Hey – but who cares about the past? Right now Kate Barber is sitting next to me. The journey to the Mayfield Rest Home is ten minutes. I spend two of those ten minutes trying to open my mouth, which seems to have got stuck on closed. I want to say stuff like: did anyone ever tell you how insanely beautiful you are, Kate? But even I can see that’s nerdy, and I don’t want her opinion of me to drop from woodlouse to unicellular organism. So, after four minutes (Kate’s reading her book now) I say:
“Do you know anything about Chance House?”
“Sorry?”
“Chance House, twenty-six St Aubyns.” It’s not such a wild remark.

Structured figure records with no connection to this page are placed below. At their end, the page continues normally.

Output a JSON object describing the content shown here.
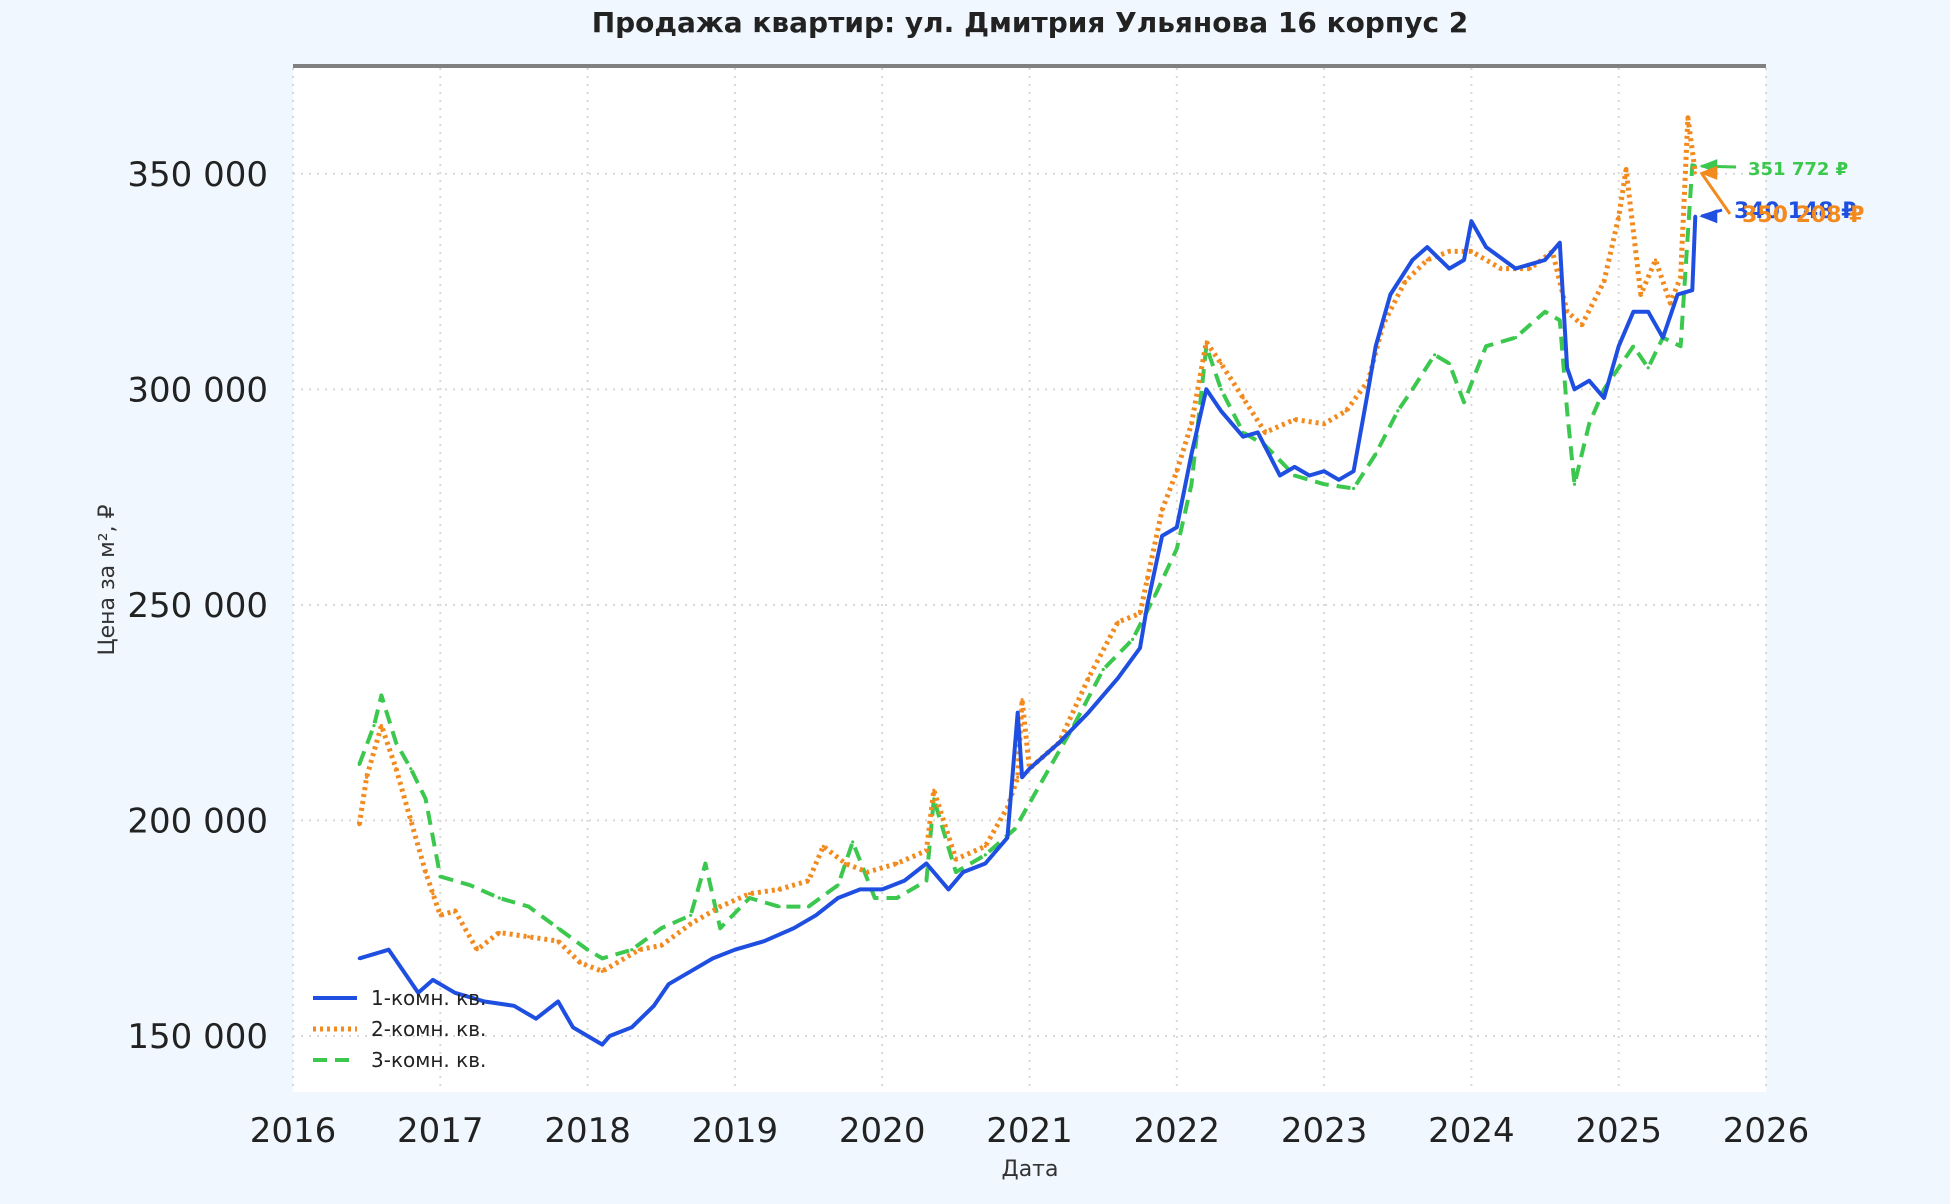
{
  "chart_data": {
    "type": "line",
    "title": "Продажа квартир: ул. Дмитрия Ульянова 16 корпус 2",
    "xlabel": "Дата",
    "ylabel": "Цена за м², ₽",
    "xlim": [
      2016.0,
      2026.0
    ],
    "ylim": [
      137000,
      375000
    ],
    "x_ticks": [
      "2016",
      "2017",
      "2018",
      "2019",
      "2020",
      "2021",
      "2022",
      "2023",
      "2024",
      "2025",
      "2026"
    ],
    "y_ticks": [
      "150 000",
      "200 000",
      "250 000",
      "300 000",
      "350 000"
    ],
    "y_tick_values": [
      150000,
      200000,
      250000,
      300000,
      350000
    ],
    "grid": true,
    "legend_position": "lower-left",
    "series": [
      {
        "name": "1-комн. кв.",
        "color": "#1f4fe0",
        "style": "solid",
        "x": [
          2016.45,
          2016.55,
          2016.65,
          2016.75,
          2016.85,
          2016.95,
          2017.0,
          2017.1,
          2017.3,
          2017.5,
          2017.65,
          2017.8,
          2017.9,
          2018.0,
          2018.1,
          2018.15,
          2018.3,
          2018.45,
          2018.55,
          2018.7,
          2018.85,
          2019.0,
          2019.2,
          2019.4,
          2019.55,
          2019.7,
          2019.85,
          2020.0,
          2020.15,
          2020.3,
          2020.45,
          2020.55,
          2020.7,
          2020.85,
          2020.92,
          2020.95,
          2021.0,
          2021.2,
          2021.4,
          2021.6,
          2021.75,
          2021.8,
          2021.9,
          2022.0,
          2022.1,
          2022.2,
          2022.3,
          2022.45,
          2022.55,
          2022.7,
          2022.8,
          2022.9,
          2023.0,
          2023.1,
          2023.2,
          2023.3,
          2023.35,
          2023.45,
          2023.6,
          2023.7,
          2023.85,
          2023.95,
          2024.0,
          2024.1,
          2024.3,
          2024.5,
          2024.6,
          2024.65,
          2024.7,
          2024.8,
          2024.9,
          2025.0,
          2025.1,
          2025.2,
          2025.3,
          2025.4,
          2025.5,
          2025.52
        ],
        "values": [
          168000,
          169000,
          170000,
          165000,
          160000,
          163000,
          162000,
          160000,
          158000,
          157000,
          154000,
          158000,
          152000,
          150000,
          148000,
          150000,
          152000,
          157000,
          162000,
          165000,
          168000,
          170000,
          172000,
          175000,
          178000,
          182000,
          184000,
          184000,
          186000,
          190000,
          184000,
          188000,
          190000,
          196000,
          225000,
          210000,
          212000,
          218000,
          225000,
          233000,
          240000,
          250000,
          266000,
          268000,
          285000,
          300000,
          295000,
          289000,
          290000,
          280000,
          282000,
          280000,
          281000,
          279000,
          281000,
          300000,
          310000,
          322000,
          330000,
          333000,
          328000,
          330000,
          339000,
          333000,
          328000,
          330000,
          334000,
          305000,
          300000,
          302000,
          298000,
          310000,
          318000,
          318000,
          312000,
          322000,
          323000,
          340148
        ]
      },
      {
        "name": "2-комн. кв.",
        "color": "#f28a1e",
        "style": "dotted",
        "x": [
          2016.45,
          2016.5,
          2016.6,
          2016.7,
          2016.8,
          2016.9,
          2016.95,
          2017.0,
          2017.1,
          2017.25,
          2017.4,
          2017.6,
          2017.8,
          2017.95,
          2018.1,
          2018.2,
          2018.35,
          2018.5,
          2018.7,
          2018.9,
          2019.1,
          2019.3,
          2019.5,
          2019.6,
          2019.75,
          2019.9,
          2020.1,
          2020.3,
          2020.35,
          2020.5,
          2020.7,
          2020.85,
          2020.92,
          2020.95,
          2021.0,
          2021.2,
          2021.4,
          2021.6,
          2021.75,
          2021.8,
          2021.9,
          2022.0,
          2022.1,
          2022.2,
          2022.3,
          2022.45,
          2022.6,
          2022.8,
          2023.0,
          2023.15,
          2023.3,
          2023.4,
          2023.55,
          2023.7,
          2023.85,
          2024.0,
          2024.2,
          2024.4,
          2024.55,
          2024.65,
          2024.75,
          2024.9,
          2025.0,
          2025.05,
          2025.15,
          2025.25,
          2025.35,
          2025.42,
          2025.47,
          2025.52
        ],
        "values": [
          199000,
          210000,
          222000,
          212000,
          200000,
          188000,
          183000,
          178000,
          179000,
          170000,
          174000,
          173000,
          172000,
          167000,
          165000,
          167000,
          170000,
          171000,
          176000,
          180000,
          183000,
          184000,
          186000,
          194000,
          190000,
          188000,
          190000,
          193000,
          207000,
          191000,
          194000,
          203000,
          210000,
          228000,
          212000,
          218000,
          233000,
          246000,
          248000,
          256000,
          272000,
          281000,
          292000,
          311000,
          306000,
          298000,
          290000,
          293000,
          292000,
          295000,
          302000,
          315000,
          325000,
          330000,
          332000,
          332000,
          328000,
          328000,
          332000,
          318000,
          315000,
          325000,
          340000,
          351000,
          322000,
          330000,
          320000,
          326000,
          363000,
          350208
        ]
      },
      {
        "name": "3-комн. кв.",
        "color": "#3cc84e",
        "style": "dashed",
        "x": [
          2016.45,
          2016.55,
          2016.6,
          2016.7,
          2016.8,
          2016.9,
          2017.0,
          2017.2,
          2017.4,
          2017.6,
          2017.8,
          2018.0,
          2018.1,
          2018.3,
          2018.5,
          2018.7,
          2018.8,
          2018.9,
          2019.1,
          2019.3,
          2019.5,
          2019.7,
          2019.8,
          2019.95,
          2020.1,
          2020.3,
          2020.35,
          2020.5,
          2020.7,
          2020.9,
          2021.1,
          2021.3,
          2021.5,
          2021.7,
          2021.85,
          2022.0,
          2022.1,
          2022.2,
          2022.3,
          2022.45,
          2022.6,
          2022.8,
          2023.0,
          2023.2,
          2023.35,
          2023.5,
          2023.6,
          2023.75,
          2023.85,
          2023.95,
          2024.1,
          2024.3,
          2024.5,
          2024.6,
          2024.65,
          2024.7,
          2024.8,
          2024.9,
          2025.0,
          2025.1,
          2025.2,
          2025.3,
          2025.42,
          2025.5,
          2025.52
        ],
        "values": [
          213000,
          222000,
          229000,
          218000,
          212000,
          205000,
          187000,
          185000,
          182000,
          180000,
          175000,
          170000,
          168000,
          170000,
          175000,
          178000,
          190000,
          175000,
          182000,
          180000,
          180000,
          185000,
          195000,
          182000,
          182000,
          186000,
          205000,
          188000,
          192000,
          198000,
          210000,
          222000,
          235000,
          242000,
          252000,
          263000,
          278000,
          310000,
          300000,
          290000,
          287000,
          280000,
          278000,
          277000,
          285000,
          295000,
          300000,
          308000,
          306000,
          297000,
          310000,
          312000,
          318000,
          316000,
          295000,
          278000,
          292000,
          300000,
          305000,
          310000,
          305000,
          312000,
          310000,
          352000,
          351772
        ]
      }
    ],
    "annotations": [
      {
        "label": "351 772 ₽",
        "x": 2025.52,
        "y": 351772,
        "color": "#3cc84e"
      },
      {
        "label": "340 148 ₽",
        "x": 2025.52,
        "y": 340148,
        "color": "#1f4fe0"
      },
      {
        "label": "350 208 ₽",
        "x": 2025.52,
        "y": 350208,
        "color": "#f28a1e"
      }
    ]
  }
}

Kate lives on Oakwood, which is just two roads from St Aubyns. “That big house that’s all boarded up?”
“No.” Kate returns to her book.
“Spooky. Spooky, spooky, creepy, spooky.” Wesley Parr’s face appears around my headrest. “Boy died in dat dere housie, Norbert No-Chance.” He looks at Kate. “Norbert No-Chance-at-all.”
“Oh, that house,” says Kate.
“Boy about your littlie, littlie age, Norbert,” says Weasel.
“So about your age too then, Weasel,” says Kate smartly.